Jego droga na szczyt nie była łatwa. Pochodził z rodziny, w której motoryzacja była codziennością, ale brakowało środków na profesjonalne ściganie. Mimo to, dzięki niezłomności i wsparciu najbliższych, zdołał przebić się do rajdowej czołówki. Jego największy sukces przyszedł w pierwszej połowie pierwszej dekady dwudziestego pierwszego wieku, kiedy zdobył tytuł mistrza świata w rajdach samochodowych, reprezentując fabryczny zespół Subaru. Stał się wtedy ikoną – nie tylko ze względu na osiągi, ale też zaraźliwy uśmiech, spontaniczne reakcje i naturalną charyzmę.
Po zakończeniu kariery w WRC, Solberg nie odszedł w cień. Wręcz przeciwnie – wszedł do świata rallycrossu, który wówczas dopiero zyskiwał na popularności. Stworzył własny zespół, zbudował auto niemal od podstaw i w krótkim czasie zdobył tytuł mistrza świata. Udowodnił, że pasja i determinacja są równie ważne jak wsparcie fabryczne i milionowe budżety. Stał się pionierem nowej ery rallycrossu – bardziej medialnego, efektownego i widowiskowego.

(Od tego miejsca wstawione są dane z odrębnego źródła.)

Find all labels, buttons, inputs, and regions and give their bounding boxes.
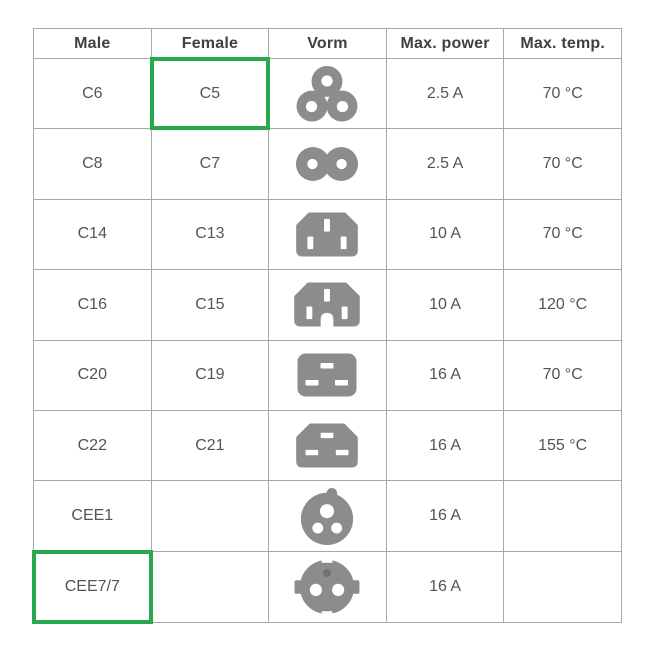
c13-connector-icon	[296, 212, 359, 257]
max-temp-cell: 155 °C	[504, 411, 621, 482]
cee1-round-plug-icon	[301, 487, 354, 545]
female-cell: C19	[151, 340, 270, 411]
male-cell: C20	[34, 340, 152, 411]
male-cell: C14	[34, 199, 152, 271]
vorm-cell	[269, 410, 387, 482]
female-cell	[151, 481, 270, 552]
male-cell: C16	[34, 270, 152, 341]
table-row: C20 C19 16 A 70 °C	[34, 340, 621, 411]
max-power-cell: 2.5 A	[386, 129, 505, 200]
max-power-cell: 16 A	[386, 340, 505, 411]
vorm-cell	[269, 551, 387, 622]
c19-connector-icon	[297, 353, 357, 397]
max-power-cell: 16 A	[386, 481, 505, 552]
vorm-cell	[269, 199, 387, 271]
column-header-male: Male	[34, 29, 152, 59]
male-cell-highlighted: CEE7/7	[32, 549, 153, 625]
c5-cloverleaf-icon	[297, 65, 358, 122]
max-power-cell: 2.5 A	[386, 59, 505, 130]
max-power-cell: 10 A	[386, 270, 505, 341]
column-header-vorm: Vorm	[269, 29, 387, 59]
max-temp-cell: 70 °C	[504, 200, 621, 271]
max-power-cell: 10 A	[386, 199, 505, 271]
table-row: CEE7/7 16 A	[32, 549, 621, 625]
max-power-cell: 16 A	[387, 551, 505, 622]
column-header-max-power: Max. power	[386, 29, 505, 59]
header-row: Male Female Vorm Max. power Max. temp.	[34, 29, 621, 59]
max-power-cell: 16 A	[386, 410, 505, 482]
max-temp-cell: 70 °C	[504, 59, 621, 130]
max-temp-cell: 70 °C	[504, 341, 621, 411]
female-cell: C7	[151, 129, 270, 200]
column-header-female: Female	[151, 29, 270, 59]
table-row: C8 C7 2.5 A 70 °C	[34, 129, 621, 200]
vorm-cell	[269, 481, 387, 552]
table-row: C6 C5 2.5 A 70 °C	[34, 56, 621, 131]
female-cell: C15	[151, 270, 270, 341]
max-temp-cell: 120 °C	[504, 270, 621, 341]
max-temp-cell	[504, 552, 621, 622]
c7-figure-eight-icon	[296, 147, 359, 182]
female-cell-highlighted: C5	[149, 56, 270, 131]
table-row: CEE1 16 A	[34, 481, 621, 552]
vorm-cell	[269, 340, 387, 411]
max-temp-cell	[504, 481, 621, 552]
c15-notched-connector-icon	[294, 282, 361, 328]
male-cell: C8	[34, 129, 152, 200]
female-cell	[152, 551, 270, 622]
max-temp-cell: 70 °C	[504, 129, 621, 200]
table-row: C22 C21 16 A 155 °C	[34, 410, 621, 482]
vorm-cell	[269, 270, 387, 341]
male-cell: CEE1	[34, 481, 152, 552]
c21-connector-icon	[296, 423, 359, 468]
male-cell: C6	[34, 59, 152, 130]
vorm-cell	[269, 129, 387, 200]
vorm-cell	[269, 59, 387, 130]
connector-spec-table: Male Female Vorm Max. power Max. temp. C…	[32, 28, 622, 625]
female-cell: C13	[151, 199, 270, 271]
table-row: C16 C15 10 A 120 °C	[34, 270, 621, 341]
table-row: C14 C13 10 A 70 °C	[34, 199, 621, 271]
female-cell: C21	[151, 410, 270, 482]
column-header-max-temp: Max. temp.	[504, 29, 621, 59]
cee7-7-schuko-plug-icon	[295, 555, 360, 618]
male-cell: C22	[34, 410, 152, 482]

Styl jazdy Solberga to nieustanny spektakl. Uwielbiał poślizgi, odważne manewry i jazdę na granicy przyczepności. Jego występy były show, na które czekało się z wypiekami na twarzy. Dla fanów był bohaterem, dla rywali – przeciwnikiem, którego nie da się przewidzieć. Ale nawet w największym ferworze walki nie tracił klasy i szacunku dla rywali.
Jego wpływ na kulturę motorsportu jest ogromny. Zbudował most między pokoleniami, wprowadził świeżość do sportów motorowych i pokazał, że można być profesjonalistą, nie tracąc przy tym radości z jazdy. Po zakończeniu kariery aktywnej, zajął się wspieraniem młodych kierowców, a jego syn – Oliver Solberg – idzie dziś w jego ślady.
Petter Solberg to więcej niż kierowca. To symbol tego, że motorsport to nie tylko technika i liczby, ale przede wszystkim ludzie, pasja i emocje. Jego dziedzictwo trwa, a jego nazwisko już na zawsze będzie kojarzyć się z sercem na dłoni i gazem w podłodze.